Crustal‐scale structural architecture in central Chile based on seismicity and surface geology: Implications for Andean mountain building

Abstract

We document a crustal‐scale structural model for the central Chile Andes based on seismicity and surface geology, which consists in a major east verging ramp‐detachment structure connecting the subduction zone with the cordillera. The ramp rises from the subducting slab at ∼60 km depth to 15–20 km below the western edge of the cordillera, extending eastward as a 10 km depth flat detachment. This structure plays a fundamental role in the Andean orogenesis because most of the shortening has been accommodated by structures rooted in it and allows the distribution of crustal thickening in a “simple shear deformation mode.” Indeed, despite shortening distribution being very asymmetric (∼16 km versus ∼70 km in the western and eastern side, respectively), the western side is higher and thicker than what is expected. Yield strength envelopes show strong rheological control on this structure.
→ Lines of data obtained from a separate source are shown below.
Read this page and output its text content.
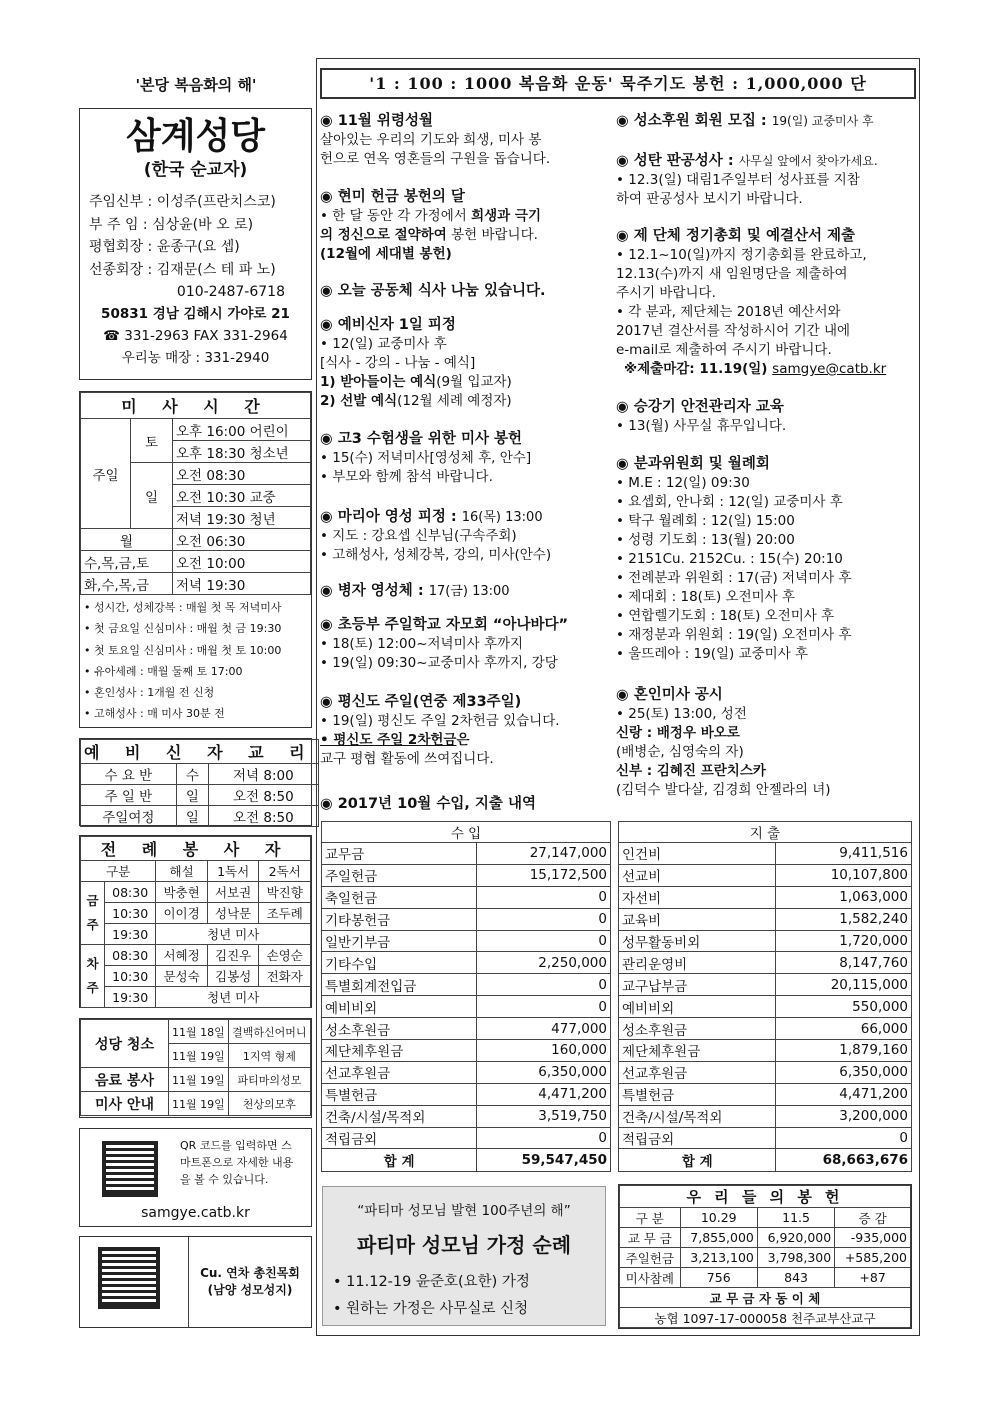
'본당 복음화의 해'
삼계성당
(한국 순교자)
주임신부 : 이성주(프란치스코)
부 주 임 : 심상윤(바 오 로)
평협회장 : 윤종구(요 셉)
선종회장 : 김재문(스 테 파 노)
010-2487-6718
50831 경남 김해시 가야로 21
☎ 331-2963 FAX 331-2964
우리농 매장 : 331-2940
미 사 시 간		
주일	토	오후 16:00 어린이
		오후 18:30 청소년
	일	오전 08:30
		오전 10:30 교중
		저녁 19:30 청년
월		오전 06:30
수,목,금,토		오전 10:00
화,수,목,금		저녁 19:30
• 성시간, 성체강복 : 매월 첫 목 저녁미사
• 첫 금요일 신심미사 : 매월 첫 금 19:30
• 첫 토요일 신심미사 : 매월 첫 토 10:00
• 유아세례 : 매월 둘째 토 17:00
• 혼인성사 : 1개월 전 신청
• 고해성사 : 매 미사 30분 전
예 비 신 자 교 리		
수 요 반	수	저녁 8:00
주 일 반	일	오전 8:50
주일여정	일	오전 8:50
전 례 봉 사 자				
구분		해설	1독서	2독서
금주	08:30	박충현	서보권	박진향
	10:30	이이경	성낙문	조두례
	19:30	청년 미사		
차주	08:30	서혜정	김진우	손영순
	10:30	문성숙	김봉성	전화자
	19:30	청년 미사		
성당 청소	11월 18일	결백하신어머니
	11월 19일	1지역 형제
음료 봉사	11월 19일	파티마의성모
미사 안내	11월 19일	천상의모후
QR 코드를 입력하면 스마트폰으로 자세한 내용을 볼 수 있습니다.
samgye.catb.kr
Cu. 연차 총친목회 (남양 성모성지)
'1 : 100 : 1000 복음화 운동' 묵주기도 봉헌 : 1,000,000 단
◉ 11월 위령성월
살아있는 우리의 기도와 희생, 미사 봉
헌으로 연옥 영혼들의 구원을 돕습니다.
◉ 현미 헌금 봉헌의 달
• 한 달 동안 각 가정에서 희생과 극기
의 정신으로 절약하여 봉헌 바랍니다.
(12월에 세대별 봉헌)
◉ 오늘 공동체 식사 나눔 있습니다.
◉ 예비신자 1일 피정
• 12(일) 교중미사 후
[식사 - 강의 - 나눔 - 예식]
1) 받아들이는 예식(9월 입교자)
2) 선발 예식(12월 세례 예정자)
◉ 고3 수험생을 위한 미사 봉헌
• 15(수) 저녁미사[영성체 후, 안수]
• 부모와 함께 참석 바랍니다.
◉ 마리아 영성 피정 : 16(목) 13:00
• 지도 : 강요셉 신부님(구속주회)
• 고해성사, 성체강복, 강의, 미사(안수)
◉ 병자 영성체 : 17(금) 13:00
◉ 초등부 주일학교 자모회 “아나바다”
• 18(토) 12:00~저녁미사 후까지
• 19(일) 09:30~교중미사 후까지, 강당
◉ 평신도 주일(연중 제33주일)
• 19(일) 평신도 주일 2차헌금 있습니다.
• 평신도 주일 2차헌금은
교구 평협 활동에 쓰여집니다.
◉ 2017년 10월 수입, 지출 내역
◉ 성소후원 회원 모집 : 19(일) 교중미사 후
◉ 성탄 판공성사 : 사무실 앞에서 찾아가세요.
• 12.3(일) 대림1주일부터 성사표를 지참
하여 판공성사 보시기 바랍니다.
◉ 제 단체 정기총회 및 예결산서 제출
• 12.1~10(일)까지 정기총회를 완료하고,
12.13(수)까지 새 임원명단을 제출하여
주시기 바랍니다.
• 각 분과, 제단체는 2018년 예산서와
2017년 결산서를 작성하시어 기간 내에
e-mail로 제출하여 주시기 바랍니다.
※제출마감: 11.19(일) samgye@catb.kr
◉ 승강기 안전관리자 교육
• 13(월) 사무실 휴무입니다.
◉ 분과위원회 및 월례회
• M.E : 12(일) 09:30
• 요셉회, 안나회 : 12(일) 교중미사 후
• 탁구 월례회 : 12(일) 15:00
• 성령 기도회 : 13(월) 20:00
• 2151Cu. 2152Cu. : 15(수) 20:10
• 전례분과 위원회 : 17(금) 저녁미사 후
• 제대회 : 18(토) 오전미사 후
• 연합렐기도회 : 18(토) 오전미사 후
• 재정분과 위원회 : 19(일) 오전미사 후
• 울뜨레아 : 19(일) 교중미사 후
◉ 혼인미사 공시
• 25(토) 13:00, 성전
신랑 : 배정우 바오로
(배병순, 심영숙의 자)
신부 : 김혜진 프란치스카
(김덕수 발다살, 김경희 안젤라의 녀)
수 입	
교무금	27,147,000
주일헌금	15,172,500
축일헌금	0
기타봉헌금	0
일반기부금	0
기타수입	2,250,000
특별회계전입금	0
예비비외	0
성소후원금	477,000
제단체후원금	160,000
선교후원금	6,350,000
특별헌금	4,471,200
건축/시설/목적외	3,519,750
적립금외	0
합 계	59,547,450
지 출	
인건비	9,411,516
선교비	10,107,800
자선비	1,063,000
교육비	1,582,240
성무활동비외	1,720,000
관리운영비	8,147,760
교구납부금	20,115,000
예비비외	550,000
성소후원금	66,000
제단체후원금	1,879,160
선교후원금	6,350,000
특별헌금	4,471,200
건축/시설/목적외	3,200,000
적립금외	0
합 계	68,663,676
“파티마 성모님 발현 100주년의 해”
파티마 성모님 가정 순례
• 11.12-19 윤준호(요한) 가정
• 원하는 가정은 사무실로 신청
우 리 들 의 봉 헌			
구 분	10.29	11.5	증 감
교 무 금	7,855,000	6,920,000	-935,000
주일헌금	3,213,100	3,798,300	+585,200
미사참례	756	843	+87
교 무 금 자 동 이 체			
농협 1097-17-000058 천주교부산교구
Vp and Vp/Vs variations in the upper mantle and in the deepest limit of the seismogenic interplate contact mark the intersection of the ramp with the slab, which coincides with the blueschist‐eclogite transition. Therefore, subduction processes would control the depth where the major east verging structure may merge with the slab. Such a ramp‐flat structure is observed in other parts of the Chilean margin; hence, it seems to be a first‐order feature in the Andean subduction zone. This structure delimitates upward the rocks, transmitting part of the plate convergence stress from the plate interface, and controls mountain‐building tectonics, thus playing a key role in the Andean orogeny.